4. Consciously building local community cultures of solidarity. The AFL-CIO’s Union Cities program was a good vehicle for building working class communities of solidarity. Solidarity does not occur by accident. Loosely paraphrasing the Dodger’s Wesley Branch Rickey, I believe that solidarity is the residue of design. For instance one Central Labor Council committed itself to the idea that all working people in their jurisdiction would stand together for social justice and based on the needs of their local community identified their priorities as family wage jobs, affordable housing, healthcare for all, building public transportation, fair trade and immigrant rights. This Central Labor Council opened itself to any community organization willing to abide by the constitution and pay the dues of the labor council, thus providing more resources and broader access to the whole labor movement.

5. Realizing expanded capacity by increasing involvement and growing resources.

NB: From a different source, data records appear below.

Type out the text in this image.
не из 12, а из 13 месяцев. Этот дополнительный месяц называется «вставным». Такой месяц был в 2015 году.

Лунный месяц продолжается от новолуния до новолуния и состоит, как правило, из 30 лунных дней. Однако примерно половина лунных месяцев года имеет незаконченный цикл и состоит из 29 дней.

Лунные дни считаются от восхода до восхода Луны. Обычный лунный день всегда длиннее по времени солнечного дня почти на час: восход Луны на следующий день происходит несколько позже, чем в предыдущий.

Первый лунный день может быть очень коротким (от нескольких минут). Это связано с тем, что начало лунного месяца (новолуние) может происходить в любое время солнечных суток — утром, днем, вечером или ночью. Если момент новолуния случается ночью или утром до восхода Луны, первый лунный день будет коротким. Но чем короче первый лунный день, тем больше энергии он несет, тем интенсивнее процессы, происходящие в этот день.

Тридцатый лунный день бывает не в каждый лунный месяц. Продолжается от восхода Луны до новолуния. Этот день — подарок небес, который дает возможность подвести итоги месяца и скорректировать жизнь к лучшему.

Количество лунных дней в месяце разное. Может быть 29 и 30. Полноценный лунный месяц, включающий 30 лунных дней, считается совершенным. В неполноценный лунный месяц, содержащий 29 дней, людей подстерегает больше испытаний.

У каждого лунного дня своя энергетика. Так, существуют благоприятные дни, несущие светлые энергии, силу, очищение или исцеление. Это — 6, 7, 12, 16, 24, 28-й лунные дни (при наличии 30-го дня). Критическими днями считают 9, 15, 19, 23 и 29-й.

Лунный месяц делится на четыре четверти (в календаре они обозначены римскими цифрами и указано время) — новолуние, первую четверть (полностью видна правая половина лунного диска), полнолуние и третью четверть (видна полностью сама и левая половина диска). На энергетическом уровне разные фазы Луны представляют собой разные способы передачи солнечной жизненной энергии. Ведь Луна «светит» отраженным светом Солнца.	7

I believe the key elements for broader anti-capitalist change is first to promote the belief that working people have the right to control the resources of their cities. Secondly, that local communities of solidarity are part of an international movement for social justice. Good organizing can occur locally and there are several Left led efforts to create national intersections between local organizing efforts in unions, labor support groups, nonprofits, racial justice groups and single-payer healthcare. At the risk of leaving out any group I won’t name any right now. There is an obvious vacuum in the U.S. for a Left organization that can be a clearing house for evaluating and enhancing the overall efforts of the Left to change the world. The Right has the Republican Party. I fear that until this vacuum is filled the goal of developing and implementing a collective strategy to create a non-capitalist world will be unrealizable.